The next time I heard the ad, I understood the company name to be effigy, which is at least an English word (and not a swear), but baffling as a company name. Significantly, having heard the name originally as beginning with /ɛf/, that perception persisted.

Next time around, I shifted my perception to something more likely, in which /ɛf/ is in fact a letter name: FnG, that is F&G. This would be a common pattern in company names; a sampling of F&R companies:

F&R Auto Repair (Woodland CA), F&R Auto Sales (Hialeah FL), F&R Towing (San Jose CA), F&R Engineering (Roanoke VA), F&R American Fine Fragrance (Winston Salem NC)

Finally, I looked at the screen, and saw that the company’s name was indeed initialistic, but was S&R, not F&R. /f/ and /s/ are minimally distinct acoustically, so are often confused in perception. My initial perception was skewed towards /f/ because of my bias towards fucking — and so towards fucking and effing — and once established that perception persisted, despite repetitions of /s/.

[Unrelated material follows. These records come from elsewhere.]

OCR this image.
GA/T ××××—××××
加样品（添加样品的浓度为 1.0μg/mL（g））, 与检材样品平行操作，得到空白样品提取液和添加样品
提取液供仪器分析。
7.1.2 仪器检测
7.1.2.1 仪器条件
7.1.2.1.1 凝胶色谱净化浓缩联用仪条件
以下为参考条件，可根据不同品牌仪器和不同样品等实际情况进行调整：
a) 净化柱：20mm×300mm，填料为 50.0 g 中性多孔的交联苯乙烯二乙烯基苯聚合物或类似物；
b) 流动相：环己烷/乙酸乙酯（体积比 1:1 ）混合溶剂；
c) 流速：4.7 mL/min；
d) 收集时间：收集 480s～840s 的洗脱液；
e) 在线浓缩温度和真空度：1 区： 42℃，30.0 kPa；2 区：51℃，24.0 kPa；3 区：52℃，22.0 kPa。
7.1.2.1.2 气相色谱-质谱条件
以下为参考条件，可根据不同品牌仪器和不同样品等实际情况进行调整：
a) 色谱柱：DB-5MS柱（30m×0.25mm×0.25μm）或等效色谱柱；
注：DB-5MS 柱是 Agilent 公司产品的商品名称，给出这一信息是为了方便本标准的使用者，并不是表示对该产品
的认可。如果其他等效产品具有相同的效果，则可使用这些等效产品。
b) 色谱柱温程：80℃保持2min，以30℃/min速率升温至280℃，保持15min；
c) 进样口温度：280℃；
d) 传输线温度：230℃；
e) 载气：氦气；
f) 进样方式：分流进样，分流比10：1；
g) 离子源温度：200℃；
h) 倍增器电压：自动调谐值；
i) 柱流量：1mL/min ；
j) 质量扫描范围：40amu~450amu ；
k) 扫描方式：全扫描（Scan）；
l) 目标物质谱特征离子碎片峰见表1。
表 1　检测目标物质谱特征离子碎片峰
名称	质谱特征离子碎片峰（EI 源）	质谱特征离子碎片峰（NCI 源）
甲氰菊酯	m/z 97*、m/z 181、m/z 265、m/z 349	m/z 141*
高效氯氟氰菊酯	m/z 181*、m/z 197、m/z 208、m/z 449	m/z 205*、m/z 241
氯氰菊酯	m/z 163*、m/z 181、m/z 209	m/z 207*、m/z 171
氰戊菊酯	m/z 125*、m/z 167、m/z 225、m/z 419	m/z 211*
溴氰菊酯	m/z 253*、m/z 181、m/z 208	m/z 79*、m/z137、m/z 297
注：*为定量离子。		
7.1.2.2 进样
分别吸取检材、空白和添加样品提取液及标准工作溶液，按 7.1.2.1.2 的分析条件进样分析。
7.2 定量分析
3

The actual company. S & G Carpet “Your flooring store of choice for northern California” (showroom locations in Rancho Cordova, Rocklin, Elk Grove, Pleasant Hill, Dublin, Santa Clara, San Jose, and Cupertino), and a very persistent advertiser.

Now, the natural question is what the initialistic abbreviation S&G stands for. The F&R in F&R American Fine Fragrance (above) is Fulton & Roark, referring to specific people whose family names begin with an F and an R. What about the S&G in S&G Carpet?

I have read an assortment of descriptions and histories of the company, without finding any reference anywhere to an S or a G. Presumably there were such people, but their role on the company has been suppressed, leaving only their initials. So S&G is now an orphan initialism, which has figuratively lost its parents — by literally losing its source words:

orphan initialism ‘a sequence of letter names that is no longer an abbreviation for some full name, but is (legally) just a name composed of a sequence of letter names’

(They’ve come up many times in my postings, on Language Log and this blog. And here they are again, unexpectedly.)